Elektronische Patientenakte: Hausärzteverband befürchtet Scheitern der ePA

Der Hausärzteverband befürchtet ein Scheitern der elektronischen Patientenakte (ePA) und hält diese in der jetzigen Form nicht für alltagstauglich. Der Verbandschef beklagt Probleme in Arztpraxen und verlangt von den Krankenkassen deutlich mehr Engagement für die ePA.
"Die Zahl der aktiven Nutzer ist ernüchternd.

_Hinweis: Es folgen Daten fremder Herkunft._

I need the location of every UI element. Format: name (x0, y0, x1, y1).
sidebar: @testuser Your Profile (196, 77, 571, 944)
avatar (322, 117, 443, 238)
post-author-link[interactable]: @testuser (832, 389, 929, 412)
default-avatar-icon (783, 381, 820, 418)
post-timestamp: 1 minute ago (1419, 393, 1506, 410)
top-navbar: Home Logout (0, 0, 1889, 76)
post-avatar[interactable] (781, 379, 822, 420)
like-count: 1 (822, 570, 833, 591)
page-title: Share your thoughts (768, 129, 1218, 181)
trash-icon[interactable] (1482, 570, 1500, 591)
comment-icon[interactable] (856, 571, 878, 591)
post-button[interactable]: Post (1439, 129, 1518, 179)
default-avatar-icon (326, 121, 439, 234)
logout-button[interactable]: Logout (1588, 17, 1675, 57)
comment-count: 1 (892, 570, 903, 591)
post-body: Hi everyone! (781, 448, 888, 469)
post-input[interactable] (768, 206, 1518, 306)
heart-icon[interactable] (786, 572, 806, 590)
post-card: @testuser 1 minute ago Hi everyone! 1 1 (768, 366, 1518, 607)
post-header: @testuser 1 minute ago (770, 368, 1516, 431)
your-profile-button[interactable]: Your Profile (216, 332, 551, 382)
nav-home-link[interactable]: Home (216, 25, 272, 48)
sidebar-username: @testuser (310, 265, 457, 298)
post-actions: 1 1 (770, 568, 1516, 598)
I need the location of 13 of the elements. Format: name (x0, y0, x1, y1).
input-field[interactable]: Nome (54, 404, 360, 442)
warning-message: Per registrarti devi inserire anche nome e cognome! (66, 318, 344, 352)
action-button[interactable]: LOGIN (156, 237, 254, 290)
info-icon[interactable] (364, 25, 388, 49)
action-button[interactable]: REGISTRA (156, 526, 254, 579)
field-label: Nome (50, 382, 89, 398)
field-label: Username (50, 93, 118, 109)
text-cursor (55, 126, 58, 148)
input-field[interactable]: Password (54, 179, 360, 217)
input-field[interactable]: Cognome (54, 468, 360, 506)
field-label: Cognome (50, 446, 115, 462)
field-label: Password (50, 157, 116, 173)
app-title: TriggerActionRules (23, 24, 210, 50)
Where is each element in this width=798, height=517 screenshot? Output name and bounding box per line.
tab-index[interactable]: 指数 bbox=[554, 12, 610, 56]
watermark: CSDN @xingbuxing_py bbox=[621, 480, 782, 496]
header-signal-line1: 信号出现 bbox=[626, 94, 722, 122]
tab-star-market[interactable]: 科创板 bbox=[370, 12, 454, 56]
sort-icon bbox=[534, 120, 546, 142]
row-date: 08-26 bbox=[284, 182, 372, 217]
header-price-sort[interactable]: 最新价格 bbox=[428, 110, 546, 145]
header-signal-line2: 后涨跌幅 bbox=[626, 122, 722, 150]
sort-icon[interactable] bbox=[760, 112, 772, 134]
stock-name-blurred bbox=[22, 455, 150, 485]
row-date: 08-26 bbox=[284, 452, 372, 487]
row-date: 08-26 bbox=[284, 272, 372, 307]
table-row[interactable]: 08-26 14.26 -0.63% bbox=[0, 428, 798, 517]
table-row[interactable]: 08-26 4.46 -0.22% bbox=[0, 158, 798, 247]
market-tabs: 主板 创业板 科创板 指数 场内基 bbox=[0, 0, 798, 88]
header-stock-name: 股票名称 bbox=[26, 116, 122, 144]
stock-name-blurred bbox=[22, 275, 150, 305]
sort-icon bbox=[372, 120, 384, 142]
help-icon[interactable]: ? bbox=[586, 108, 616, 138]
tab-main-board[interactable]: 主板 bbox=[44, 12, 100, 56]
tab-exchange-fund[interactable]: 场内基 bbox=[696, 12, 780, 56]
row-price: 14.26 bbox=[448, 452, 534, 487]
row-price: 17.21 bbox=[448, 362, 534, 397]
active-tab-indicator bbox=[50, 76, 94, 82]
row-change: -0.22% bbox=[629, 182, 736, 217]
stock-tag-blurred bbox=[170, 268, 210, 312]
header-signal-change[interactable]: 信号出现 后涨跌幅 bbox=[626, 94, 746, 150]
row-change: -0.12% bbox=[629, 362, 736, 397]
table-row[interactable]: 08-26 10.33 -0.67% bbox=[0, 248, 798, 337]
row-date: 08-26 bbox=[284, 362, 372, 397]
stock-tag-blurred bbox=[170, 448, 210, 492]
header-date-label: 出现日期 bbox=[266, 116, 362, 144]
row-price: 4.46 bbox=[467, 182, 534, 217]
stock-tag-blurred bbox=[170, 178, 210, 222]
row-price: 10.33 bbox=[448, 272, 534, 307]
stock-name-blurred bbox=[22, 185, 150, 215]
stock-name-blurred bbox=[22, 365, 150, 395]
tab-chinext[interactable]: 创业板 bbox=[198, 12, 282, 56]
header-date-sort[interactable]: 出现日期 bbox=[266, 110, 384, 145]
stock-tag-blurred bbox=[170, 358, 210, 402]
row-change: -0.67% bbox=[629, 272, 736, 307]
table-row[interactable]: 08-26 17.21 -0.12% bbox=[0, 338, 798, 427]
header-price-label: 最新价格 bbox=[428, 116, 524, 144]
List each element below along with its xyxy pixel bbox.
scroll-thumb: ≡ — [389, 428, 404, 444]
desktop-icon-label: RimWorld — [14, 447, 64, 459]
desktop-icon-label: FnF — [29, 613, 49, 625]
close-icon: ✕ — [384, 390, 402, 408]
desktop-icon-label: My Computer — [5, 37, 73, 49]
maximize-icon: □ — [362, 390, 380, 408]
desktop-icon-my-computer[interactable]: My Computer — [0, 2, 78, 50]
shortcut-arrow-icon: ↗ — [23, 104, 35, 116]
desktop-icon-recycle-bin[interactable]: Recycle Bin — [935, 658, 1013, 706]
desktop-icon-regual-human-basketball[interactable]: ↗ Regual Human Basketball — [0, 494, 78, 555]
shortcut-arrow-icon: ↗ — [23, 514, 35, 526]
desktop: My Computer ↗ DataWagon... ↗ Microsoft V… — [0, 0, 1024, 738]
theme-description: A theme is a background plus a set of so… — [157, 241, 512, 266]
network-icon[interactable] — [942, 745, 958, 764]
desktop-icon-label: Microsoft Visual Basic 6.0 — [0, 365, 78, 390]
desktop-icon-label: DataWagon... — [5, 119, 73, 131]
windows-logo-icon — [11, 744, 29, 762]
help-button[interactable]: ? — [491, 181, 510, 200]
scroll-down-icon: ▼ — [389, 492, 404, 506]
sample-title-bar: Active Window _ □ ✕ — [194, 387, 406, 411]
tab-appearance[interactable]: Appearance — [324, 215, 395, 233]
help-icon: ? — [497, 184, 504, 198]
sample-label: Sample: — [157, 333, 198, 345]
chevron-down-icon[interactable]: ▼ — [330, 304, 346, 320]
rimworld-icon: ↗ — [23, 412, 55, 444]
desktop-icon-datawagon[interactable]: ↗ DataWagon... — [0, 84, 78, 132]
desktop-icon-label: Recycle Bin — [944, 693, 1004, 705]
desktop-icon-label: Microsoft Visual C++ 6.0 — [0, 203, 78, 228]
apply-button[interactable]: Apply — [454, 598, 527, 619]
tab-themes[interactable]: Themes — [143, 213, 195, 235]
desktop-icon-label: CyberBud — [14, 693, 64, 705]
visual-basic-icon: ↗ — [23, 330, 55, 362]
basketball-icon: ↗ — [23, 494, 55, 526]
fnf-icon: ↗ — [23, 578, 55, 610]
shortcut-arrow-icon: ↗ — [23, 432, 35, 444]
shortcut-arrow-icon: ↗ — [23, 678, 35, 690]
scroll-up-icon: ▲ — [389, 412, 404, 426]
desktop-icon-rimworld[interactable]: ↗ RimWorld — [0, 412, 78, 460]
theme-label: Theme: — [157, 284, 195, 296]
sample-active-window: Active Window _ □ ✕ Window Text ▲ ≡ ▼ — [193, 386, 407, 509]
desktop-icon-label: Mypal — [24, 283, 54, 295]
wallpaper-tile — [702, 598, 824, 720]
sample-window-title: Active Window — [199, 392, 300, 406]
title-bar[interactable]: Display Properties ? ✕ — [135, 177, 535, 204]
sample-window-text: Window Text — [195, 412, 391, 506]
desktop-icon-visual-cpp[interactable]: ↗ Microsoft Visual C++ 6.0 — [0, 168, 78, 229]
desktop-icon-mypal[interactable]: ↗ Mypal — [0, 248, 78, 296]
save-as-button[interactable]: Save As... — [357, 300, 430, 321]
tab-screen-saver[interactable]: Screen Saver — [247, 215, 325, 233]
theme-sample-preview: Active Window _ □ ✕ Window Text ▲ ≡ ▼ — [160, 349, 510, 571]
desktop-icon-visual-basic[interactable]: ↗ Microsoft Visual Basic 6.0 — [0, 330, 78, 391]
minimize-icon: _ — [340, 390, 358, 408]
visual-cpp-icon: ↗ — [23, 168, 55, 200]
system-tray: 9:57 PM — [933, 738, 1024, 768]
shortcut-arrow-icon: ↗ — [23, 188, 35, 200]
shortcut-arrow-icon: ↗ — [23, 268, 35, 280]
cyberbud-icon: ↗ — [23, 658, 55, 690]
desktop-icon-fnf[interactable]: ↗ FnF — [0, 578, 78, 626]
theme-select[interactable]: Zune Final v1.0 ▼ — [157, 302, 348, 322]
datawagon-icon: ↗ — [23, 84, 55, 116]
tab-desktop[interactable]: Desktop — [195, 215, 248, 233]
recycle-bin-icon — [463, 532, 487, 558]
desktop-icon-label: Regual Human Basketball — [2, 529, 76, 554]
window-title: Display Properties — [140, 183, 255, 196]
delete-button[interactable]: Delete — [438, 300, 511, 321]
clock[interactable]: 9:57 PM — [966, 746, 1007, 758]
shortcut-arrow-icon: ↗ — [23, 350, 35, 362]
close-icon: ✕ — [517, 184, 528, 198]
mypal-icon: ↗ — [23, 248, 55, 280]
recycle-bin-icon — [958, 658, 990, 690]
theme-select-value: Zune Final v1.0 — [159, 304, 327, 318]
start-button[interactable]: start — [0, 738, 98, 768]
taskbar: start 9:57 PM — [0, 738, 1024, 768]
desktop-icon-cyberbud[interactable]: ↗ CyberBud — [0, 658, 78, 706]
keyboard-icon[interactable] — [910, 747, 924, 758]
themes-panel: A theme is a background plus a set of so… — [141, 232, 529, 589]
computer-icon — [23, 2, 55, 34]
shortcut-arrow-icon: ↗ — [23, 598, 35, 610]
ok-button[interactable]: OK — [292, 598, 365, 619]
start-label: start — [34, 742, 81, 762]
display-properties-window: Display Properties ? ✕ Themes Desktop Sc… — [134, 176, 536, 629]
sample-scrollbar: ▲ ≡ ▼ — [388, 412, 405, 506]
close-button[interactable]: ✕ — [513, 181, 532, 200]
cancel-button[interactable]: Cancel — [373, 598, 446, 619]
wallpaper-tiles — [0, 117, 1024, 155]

Wenn die Verantwortlichen weiter machen wie bisher, dann wird eines der wichtigsten versorgungspolitischen Projekte der letzten Jahre langsam, aber sicher scheitern" , sagte der Bundesvorsitzende des Hausärzteverbandes, Markus Beier, der Rheinischen Post(öffnet im neuen Fenster) .
Für Patienten wäre das aus seiner Sicht eine schlechte Entwicklung, "denn eine gut umgesetzte ePA hätte zweifellos das Potenzial, die Versorgung spürbar zu verbessern und zu vereinfachen" .
Probleme bei der Einführung der ePA
Beier verwies auch auf Probleme in der Praxis, etwa einen komplizierten Registrierungsprozess und eine störanfällige Technik. Es vergehe kaum eine Woche, in der Praxen keine Probleme mit dem Zugriff auf die ePA hätten. Aus seiner Sicht ist die elektronische Patientenakte in ihrer aktuellen Form "schlichtweg nicht alltagstauglich" .
Er kritisiert die unzureichenden Informationen, die Patienten zur ePA bisher erhalten haben. "Die Krankenkassen sind aufgefordert, ihre riesigen Verwaltungsbudgets dafür zu nutzen, endlich eine vernünftige Aufklärung ihrer Versicherten sicherzustellen" , sagte er.
Millionen Patienten nutzen ePA noch nicht aktiv
"Notwendig wäre eigentlich eine große und koordinierte Informationskampagne gewesen. Stattdessen haben die Krankenkassen sich darauf beschränkt, vereinzelt Briefe mit allgemeinen Informationen" an die Versicherten zu schicken, bemängelt Beier.
Millionen Versicherte nutzen ihre elektronische Patientenakte bisher noch nicht für sich selbst , um Gesundheitsdaten anzusehen oder die Zugriffsregelung auf Inhalte der Akte einzustellen. Noch fehlen so mache Funktionen für die ePA.
Weitere Funktionen sollen kommen
Schrittweise sollen Patienten die ePA außer mit dem Smartphone auch am PC verwalten können. Dafür wird ein Lesegerät für die elektronische Gesundheitskarte benötigt. Bald soll es möglich sein, eine aus den eingelösten E-Rezepten gespeiste Medikamentenliste in der ePA nur für bestimmte Praxen zu verbergen – und nicht nur für alle.
Damit soll verhindert werden, dass durch den Zugriff auf vertrauliche Daten zu Erkrankungen Rückschlüsse möglich sind, die Patienten nicht mit allen Praxen teilen möchten.
Aus Sicht der Verbraucherzentralen ist das zwar eine Verbesserung, aber nur ein Anfang. Es sei nicht zwingend nötig, "dass die Zahnarztpraxis von der Psychotherapie erfährt" , sagte der Gesundheitsexperte des Bundesverbands, Lucas Auer. Auch relevante Informationen wie der Impfpass, Bonushefte oder Röntgenaufnahmen müssten bald über die E-Akte abrufbar sein. "Denn nur, wenn die ePA einen spürbaren Nutzen bietet, wird sie breite Akzeptanz finden."
Immer wieder Sicherheitsprobleme bei der ePA
Ende April 2025 startete die Hochlaufphase der ePA und kurz darauf konnten Hacker des Chaos Computer Clubs (CCC) auch neu eingeführte Sicherungsmaßnahmen der ePA umgehen .
Hintergrund der anhaltenden Sicherheitsprobleme mit der ePA ist die Tatsache, dass die auf dem Chip der Gesundheitskarte hinterlegte Kartennummer ICCSN ohne kryptografische Überprüfung übertragen wird , obwohl ein entsprechender Schlüssel dazu auf dem Chip hinterlegt ist.